Building a trading framework in Rust: the initial plan


This project is not just about code. It’s a structured journey into the world of trading systems, with a strong focus on high-frequency trading (HFT), system design, and code quality. We’ll build an open-source framework in Rust that reflects the practices of production-grade software: modular, testable, observable, and fast.

Rust is an ideal tool for this purpose. It offers control over performance without compromising safety, and allows us to express low-latency architectures in a way that’s explicit and reliable.

Our goal is to learn by building. This includes a professional library for trading in Rust, and a set of articles that teach, explain, and reflect on every major concept and design decision.


The vision

We aim to create:

  • A learning resource for engineers who want to go deep into HFT and low-latency trading.
  • A modular Rust library that abstracts common trading components (market data, execution, strategy logic, risk management).
  • A series of articles that show, step by step, how to build, measure, and reason about every part of a trading system.
  • A professional-grade architecture that can serve as a base for real-world experimentation.

This is not a toy project. From the start, we’ll use good engineering practices: benchmarks, CI, abstractions with clear boundaries, latency metrics, logging, and thoughtful design patterns.


The roadmap

The journey is structured in five stages. Each one brings new components, new design constraints, and new opportunities to optimize.

1. Foundations

Objective: set up our environment and understand the basics of market mechanics.

Topics:

  • Market structure: what is a limit order book? what does it mean to be a market maker or a taker?
  • Basic order types, spread, depth, latency.
  • Installing Rust and preparing the system for low-latency workloads.
  • Picking an async runtime (or going fully sync), performance benchmarking with criterion, building flamegraphs.

Deliverables:

  • A toy exchange simulator with a naive matching engine.
  • Project layout with workspaces, logging, config handling, and basic tests.

2. Market data ingestion

Objective: build a fast and modular market data feed processor.

Topics:

  • How to receive data from exchanges: WebSocket, REST, UDP, or FIX.
  • Efficient JSON/Protobuf decoding.
  • Ring buffers and lock-free queues for ingestion.
  • Designing a clean feed abstraction to allow real/simulated data interchangeably.

Deliverables:

  • A market_data crate with multiple feed types and a performance benchmark suite.

3. Strategy engine

Objective: create a strategy engine that works both in simulation and live environments.

Topics:

  • Event-driven architecture and trait-based strategies.
  • Managing state: snapshots, time series, internal caches.
  • Testing strategies offline: input recording, replay systems, property-based testing.

Deliverables:

  • A strategy_engine crate with basic built-in strategies (e.g. VWAP, momentum).
  • A simulation harness to run strategies offline on recorded data.

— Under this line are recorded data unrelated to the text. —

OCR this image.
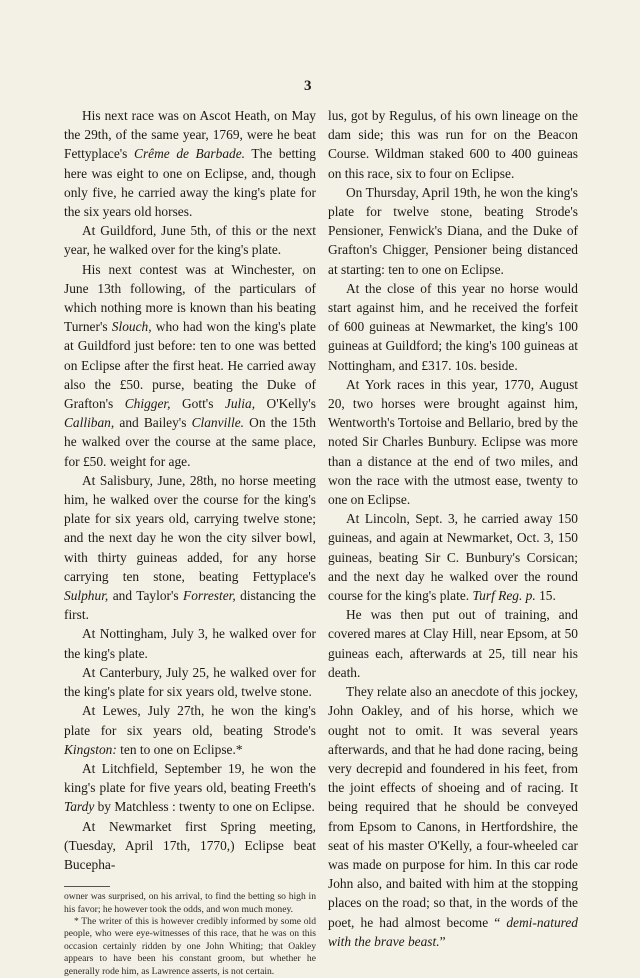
3

His next race was on Ascot Heath, on May the 29th, of the same year, 1769, were he beat Fettyplace's Crême de Barbade. The betting here was eight to one on Eclipse, and, though only five, he carried away the king's plate for the six years old horses.

At Guildford, June 5th, of this or the next year, he walked over for the king's plate.

His next contest was at Winchester, on June 13th following, of the particulars of which nothing more is known than his beating Turner's Slouch, who had won the king's plate at Guildford just before: ten to one was betted on Eclipse after the first heat. He carried away also the £50. purse, beating the Duke of Grafton's Chigger, Gott's Julia, O'Kelly's Calliban, and Bailey's Clanville. On the 15th he walked over the course at the same place, for £50. weight for age.

At Salisbury, June, 28th, no horse meeting him, he walked over the course for the king's plate for six years old, carrying twelve stone; and the next day he won the city silver bowl, with thirty guineas added, for any horse carrying ten stone, beating Fettyplace's Sulphur, and Taylor's Forrester, distancing the first.

At Nottingham, July 3, he walked over for the king's plate.

At Canterbury, July 25, he walked over for the king's plate for six years old, twelve stone.

At Lewes, July 27th, he won the king's plate for six years old, beating Strode's Kingston: ten to one on Eclipse.*

At Litchfield, September 19, he won the king's plate for five years old, beating Freeth's Tardy by Matchless : twenty to one on Eclipse.

At Newmarket first Spring meeting, (Tuesday, April 17th, 1770,) Eclipse beat Bucepha-

owner was surprised, on his arrival, to find the betting so high in his favor; he however took the odds, and won much money.

* The writer of this is however credibly informed by some old people, who were eye-witnesses of this race, that he was on this occasion certainly ridden by one John Whiting; that Oakley appears to have been his constant groom, but whether he generally rode him, as Lawrence asserts, is not certain.

lus, got by Regulus, of his own lineage on the dam side; this was run for on the Beacon Course. Wildman staked 600 to 400 guineas on this race, six to four on Eclipse.

On Thursday, April 19th, he won the king's plate for twelve stone, beating Strode's Pensioner, Fenwick's Diana, and the Duke of Grafton's Chigger, Pensioner being distanced at starting: ten to one on Eclipse.

At the close of this year no horse would start against him, and he received the forfeit of 600 guineas at Newmarket, the king's 100 guineas at Guildford; the king's 100 guineas at Nottingham, and £317. 10s. beside.

At York races in this year, 1770, August 20, two horses were brought against him, Wentworth's Tortoise and Bellario, bred by the noted Sir Charles Bunbury. Eclipse was more than a distance at the end of two miles, and won the race with the utmost ease, twenty to one on Eclipse.

At Lincoln, Sept. 3, he carried away 150 guineas, and again at Newmarket, Oct. 3, 150 guineas, beating Sir C. Bunbury's Corsican; and the next day he walked over the round course for the king's plate. Turf Reg. p. 15.

He was then put out of training, and covered mares at Clay Hill, near Epsom, at 50 guineas each, afterwards at 25, till near his death.

They relate also an anecdote of this jockey, John Oakley, and of his horse, which we ought not to omit. It was several years afterwards, and that he had done racing, being very decrepid and foundered in his feet, from the joint effects of shoeing and of racing. It being required that he should be conveyed from Epsom to Canons, in Hertfordshire, the seat of his master O'Kelly, a four-wheeled car was made on purpose for him. In this car rode John also, and baited with him at the stopping places on the road; so that, in the words of the poet, he had almost become “ demi-natured with the brave beast.”
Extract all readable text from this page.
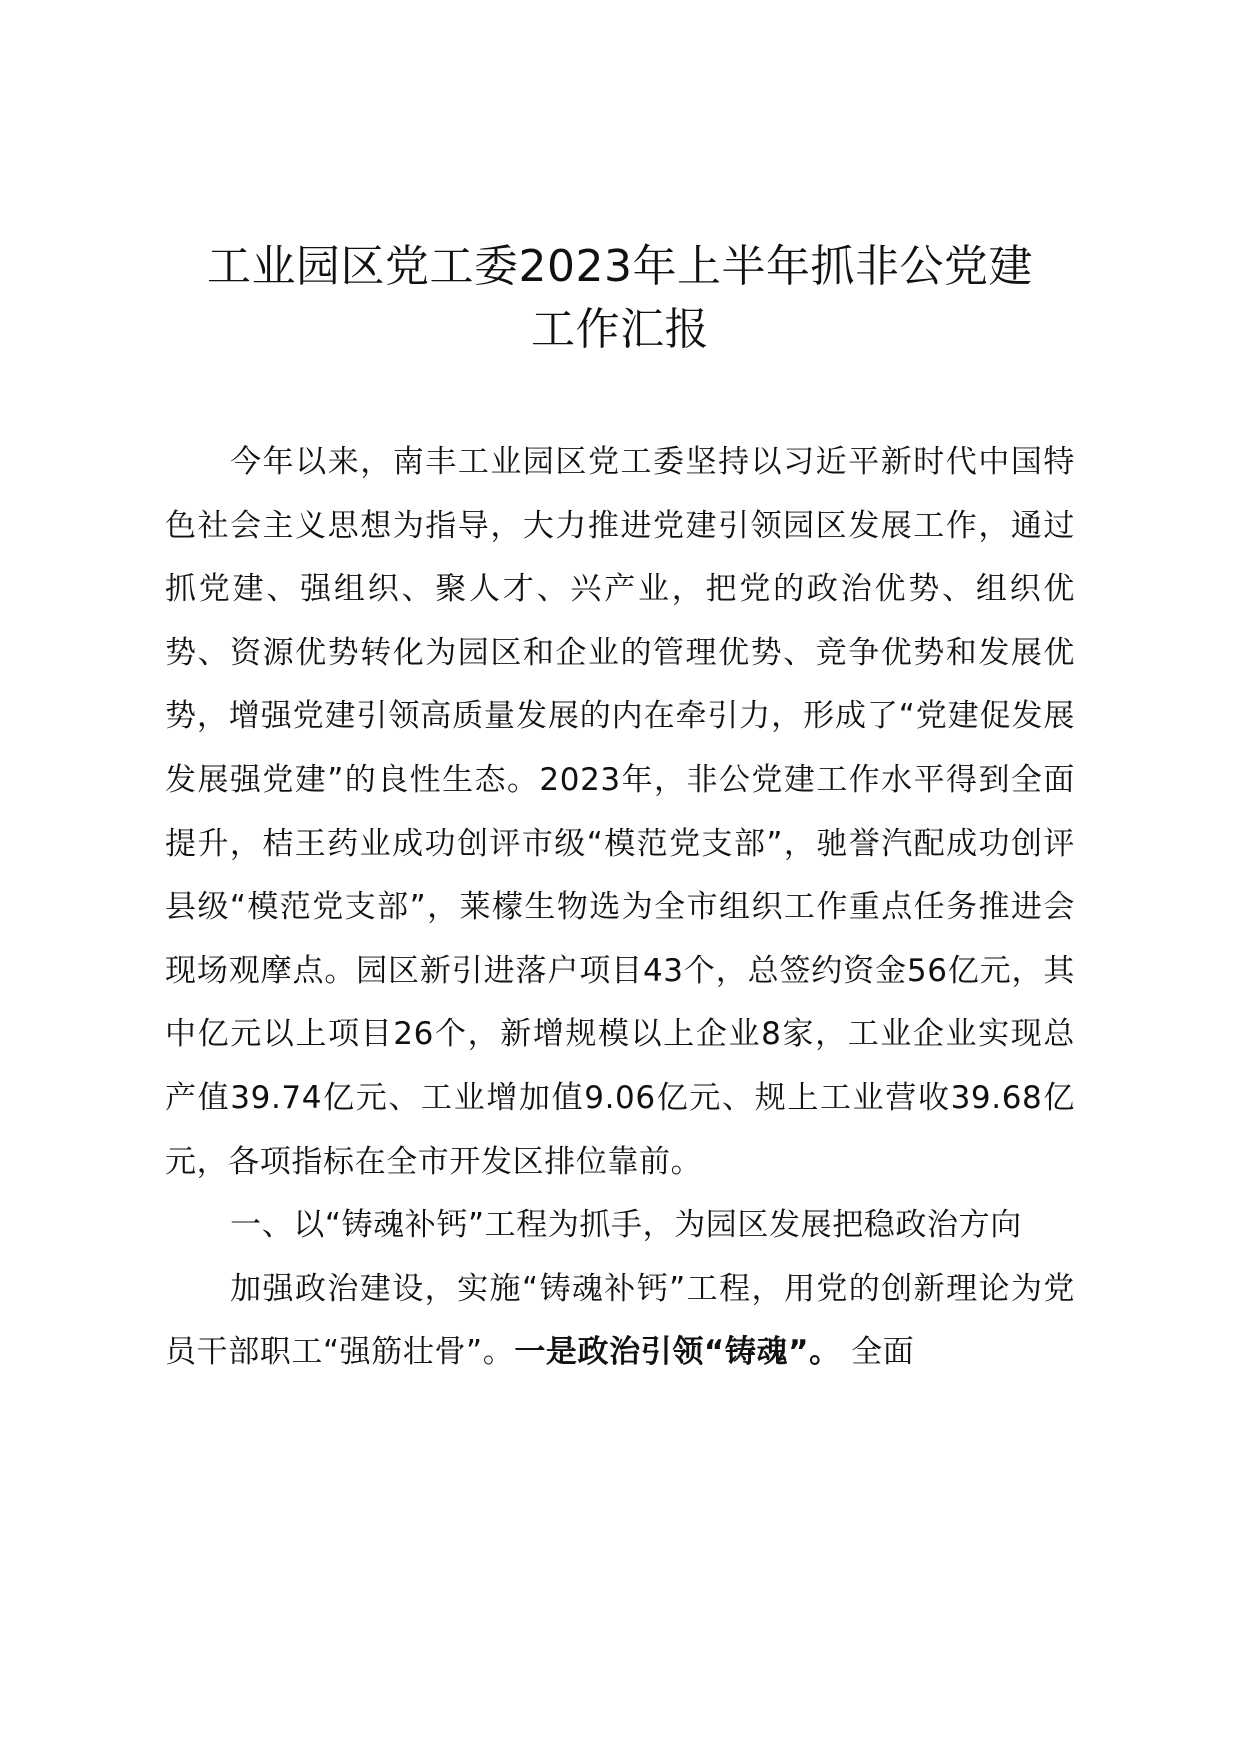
工业园区党工委2023年上半年抓非公党建
工作汇报

今年以来，南丰工业园区党工委坚持以习近平新时代中国特色社会主义思想为指导，大力推进党建引领园区发展工作，通过抓党建、强组织、聚人才、兴产业，把党的政治优势、组织优势、资源优势转化为园区和企业的管理优势、竞争优势和发展优势，增强党建引领高质量发展的内在牵引力，形成了“党建促发展 发展强党建”的良性生态。2023年，非公党建工作水平得到全面提升，桔王药业成功创评市级“模范党支部”，驰誉汽配成功创评县级“模范党支部”，莱檬生物选为全市组织工作重点任务推进会现场观摩点。园区新引进落户项目43个，总签约资金56亿元，其中亿元以上项目26个，新增规模以上企业8家，工业企业实现总产值39.74亿元、工业增加值9.06亿元、规上工业营收39.68亿元，各项指标在全市开发区排位靠前。

一、以“铸魂补钙”工程为抓手，为园区发展把稳政治方向

加强政治建设，实施“铸魂补钙”工程，用党的创新理论为党员干部职工“强筋壮骨”。一是政治引领“铸魂”。 全面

4. Order execution and risk

Objective: send orders safely, track their status, and handle rejection, risk, and reconciliation.

Topics:

  • Design of an execution API: sync vs async, traits vs channels.
  • Sending to real or simulated exchanges.
  • Risk management hooks: position size, exposure, cancel-on-disconnect, kill-switch logic.

Deliverables:

  • An execution crate that abstracts exchange interaction.
  • Risk controls embedded in the order flow.

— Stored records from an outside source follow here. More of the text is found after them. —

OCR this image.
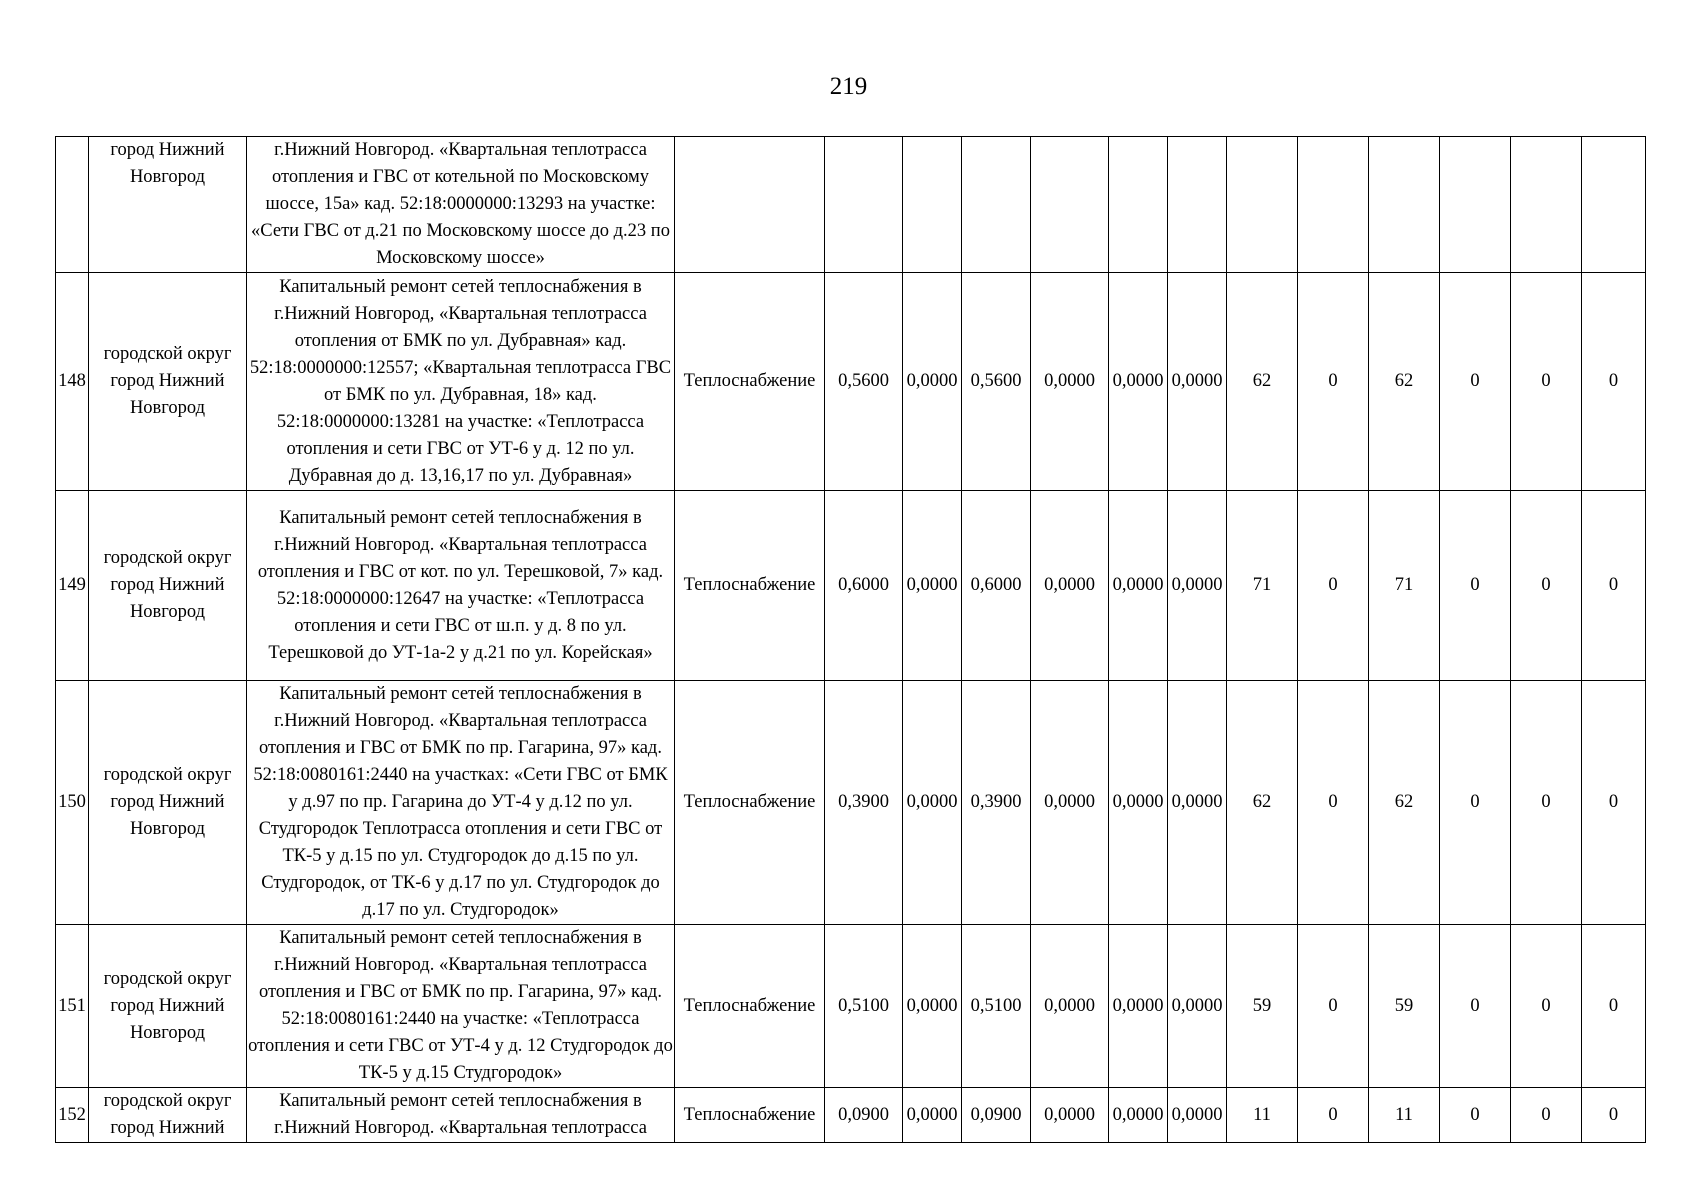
219
	город Нижний Новгород	г.Нижний Новгород. «Квартальная теплотрасса отопления и ГВС от котельной по Московскому шоссе, 15а» кад. 52:18:0000000:13293 на участке: «Сети ГВС от д.21 по Московскому шоссе до д.23 по Московскому шоссе»													
148	городской округ город Нижний Новгород	Капитальный ремонт сетей теплоснабжения в г.Нижний Новгород, «Квартальная теплотрасса отопления от БМК по ул. Дубравная» кад. 52:18:0000000:12557; «Квартальная теплотрасса ГВС от БМК по ул. Дубравная, 18» кад. 52:18:0000000:13281 на участке: «Теплотрасса отопления и сети ГВС от УТ-6 у д. 12 по ул. Дубравная до д. 13,16,17 по ул. Дубравная»	Теплоснабжение	0,5600	0,0000	0,5600	0,0000	0,0000	0,0000	62	0	62	0	0	0
149	городской округ город Нижний Новгород	Капитальный ремонт сетей теплоснабжения в г.Нижний Новгород. «Квартальная теплотрасса отопления и ГВС от кот. по ул. Терешковой, 7» кад. 52:18:0000000:12647 на участке: «Теплотрасса отопления и сети ГВС от ш.п. у д. 8 по ул. Терешковой до УТ-1а-2 у д.21 по ул. Корейская»	Теплоснабжение	0,6000	0,0000	0,6000	0,0000	0,0000	0,0000	71	0	71	0	0	0
150	городской округ город Нижний Новгород	Капитальный ремонт сетей теплоснабжения в г.Нижний Новгород. «Квартальная теплотрасса отопления и ГВС от БМК по пр. Гагарина, 97» кад. 52:18:0080161:2440 на участках: «Сети ГВС от БМК у д.97 по пр. Гагарина до УТ-4 у д.12 по ул. Студгородок Теплотрасса отопления и сети ГВС от ТК-5 у д.15 по ул. Студгородок до д.15 по ул. Студгородок, от ТК-6 у д.17 по ул. Студгородок до д.17 по ул. Студгородок»	Теплоснабжение	0,3900	0,0000	0,3900	0,0000	0,0000	0,0000	62	0	62	0	0	0
151	городской округ город Нижний Новгород	Капитальный ремонт сетей теплоснабжения в г.Нижний Новгород. «Квартальная теплотрасса отопления и ГВС от БМК по пр. Гагарина, 97» кад. 52:18:0080161:2440 на участке: «Теплотрасса отопления и сети ГВС от УТ-4 у д. 12 Студгородок до ТК-5 у д.15 Студгородок»	Теплоснабжение	0,5100	0,0000	0,5100	0,0000	0,0000	0,0000	59	0	59	0	0	0
152	городской округ город Нижний	Капитальный ремонт сетей теплоснабжения в г.Нижний Новгород. «Квартальная теплотрасса	Теплоснабжение	0,0900	0,0000	0,0900	0,0000	0,0000	0,0000	11	0	11	0	0	0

5. Infrastructure and operations

Objective: make the system observable and production-ready.

Topics:

  • Metrics with tracing, Prometheus, and histogram-based latency measurement.
  • Configuration management and error handling.
  • Docker setup, simulation runners, and dashboards.

Deliverables:

  • A full containerized version of the system with monitoring tools.
  • Real-time metrics dashboard and structured logs.

Design principles

Throughout the project we will follow a few core ideas:

  • Performance matters: we’ll profile early and often.
  • Clean boundaries: each component will be abstracted in its own crate.
  • Testability: everything can be simulated, tested, and mocked.
  • Observability: logs and metrics are part of the design, not an afterthought.
  • Code quality: even in high-performance systems, correctness comes first.

Who is this for?

This project is written for engineers who:

  • Are interested in algorithmic and quantitative trading.
  • Want to learn HFT system architecture by building from scratch.
  • Already know Rust and want to apply it to a challenging, real-world domain.
  • Care about software quality, clean design, and performance.

Next steps

The next article will walk through the technical setup: how to structure the project, how to write a simple market simulator, and how to prepare for the challenges ahead.

This is the beginning of a long journey. We’ll keep the code clean, the benchmarks honest, and the lessons practical.